In order to increase transparency within the system and keep track of the number of licences issued for organ transplants in the state, the Maharashtra state health department in Pune has decided to take the licence registration process online. The first-time initiative will make it easier for hospitals to upload data and documents as they will no longer have to seek approval from officials in state capital Mumbai.

The state health department has also decided to launch a vehicle dedicated to transporting organs for donation. “This will help avoid arranging different vehicles whenever there is an organ transfer,” said Dr Sanjeev Kamble, state director for health services, Maharashtra, adding, a dedicated staff will also be required for the same.

“The proposal to make the licence renewal and registration process an online one was discussed with state health minister Deepak Sawant Thursday,” Dr Kamble said. “We are still working on it and soon it will be implemented in the state.” 

Dr Kamble could not confirm whether Maharashtra is the first state in India to digitalise licences for organ transplants.
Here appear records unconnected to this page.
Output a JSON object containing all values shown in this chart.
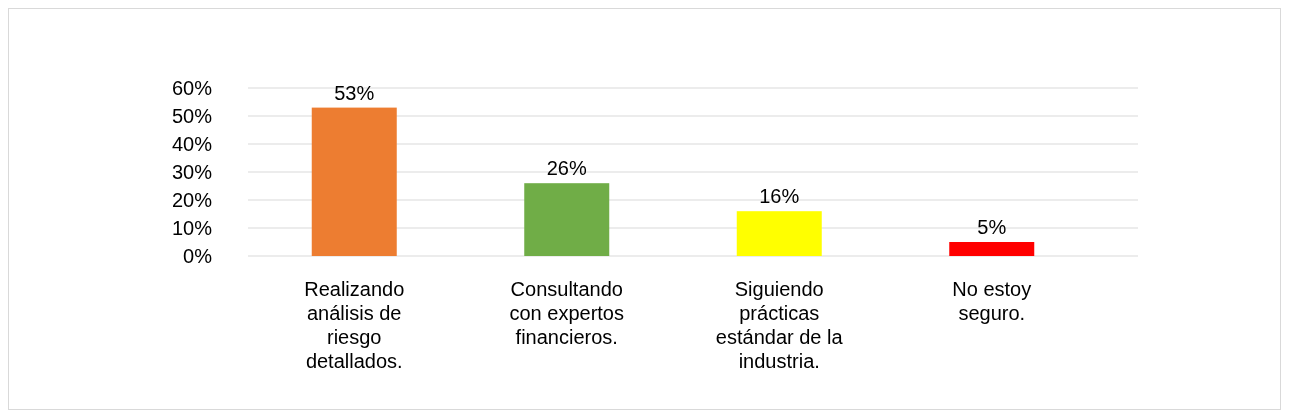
{
  "chart_data": {
    "type": "bar",
    "categories": [
      "Realizando análisis de riesgo detallados.",
      "Consultando con expertos financieros.",
      "Siguiendo prácticas estándar de la industria.",
      "No estoy seguro."
    ],
    "values": [
      53,
      26,
      16,
      5
    ],
    "colors": [
      "#ed7d31",
      "#70ad47",
      "#ffff00",
      "#ff0000"
    ],
    "value_labels": [
      "53%",
      "26%",
      "16%",
      "5%"
    ],
    "ylim": [
      0,
      60
    ],
    "yticks": [
      {
        "value": 0,
        "label": "0%"
      },
      {
        "value": 10,
        "label": "10%"
      },
      {
        "value": 20,
        "label": "20%"
      },
      {
        "value": 30,
        "label": "30%"
      },
      {
        "value": 40,
        "label": "40%"
      },
      {
        "value": 50,
        "label": "50%"
      },
      {
        "value": 60,
        "label": "60%"
      }
    ],
    "grid": "y"
  }
}
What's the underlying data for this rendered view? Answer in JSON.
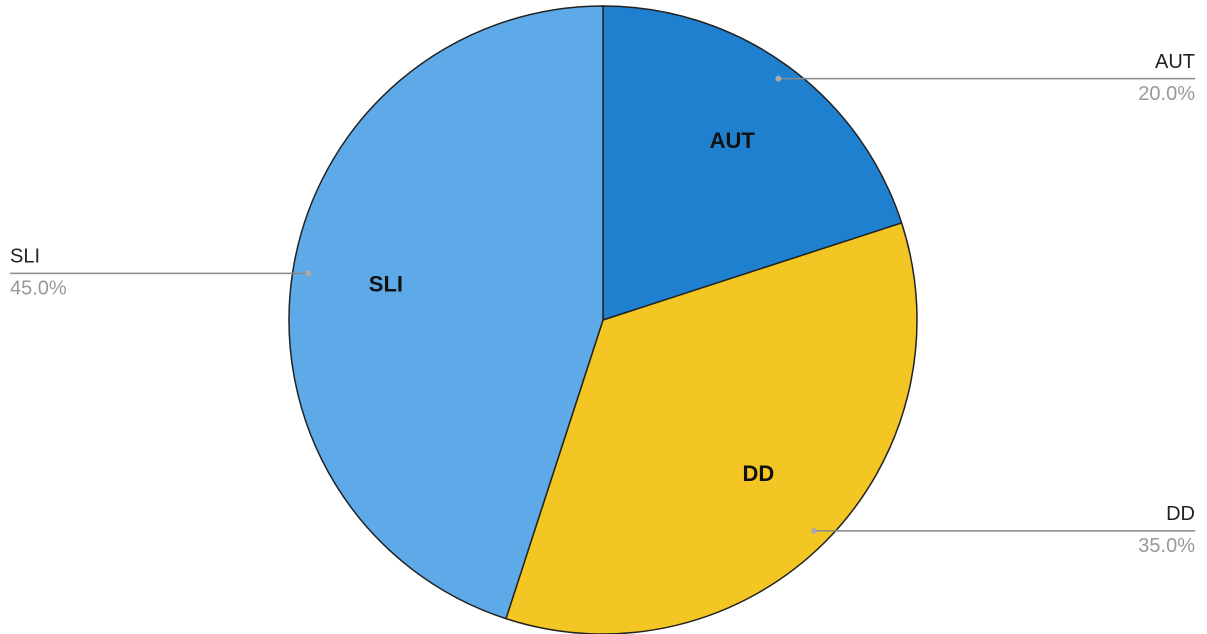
{
  "chart_data": {
    "type": "pie",
    "categories": [
      "AUT",
      "DD",
      "SLI"
    ],
    "values": [
      20,
      35,
      45
    ],
    "value_labels": [
      "20.0%",
      "35.0%",
      "45.0%"
    ],
    "colors": [
      "#1f80d0",
      "#f3c623",
      "#5eaae8"
    ]
  }
}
But a Union health ministry official in New Delhi, speaking on condition of anonymity, said: “To my knowledge, no other state has done this. It is a positive initiative, as it will save time. They are following the law, so there shouldn’t be any problem in its implementation.”

Dr Kamble said that the major issues that health authorities in Pune have been facing are the lack of manpower and the tremendous and simultaneous increase of the workload at health centres. “Organ transplant surgeries have been gaining momentum in the state. Besides, most organ retrieval centres are in private hospitals, which keep changing their staff and are required to submit an application for approval to us, each time there is a change in team or a new surgeon is hired,” said Dr Kamble.

The digitisation would also help the government in making the whole process transparent and in tracking the documents of any hospital easily.

“We will also be able to track the record of waiting list of centres that want their registrations approved by us. The digitisation will be a boon for all,” he observed.

However, one senior nephrologist who spoke on condition of anonymity, severely criticised the digitalisation of licences for organ transplants. “Nowadays, all kinds of information is online and it has become very easy to hack sensitive data. Given the recent kidney racket, we do not want our data leaked and agents getting their hands on the data submitted.”

The specialist demanded assurances from the state that such information will be kept safe and secure, since the site will contain details related to the licencees, the doctors themselves, too.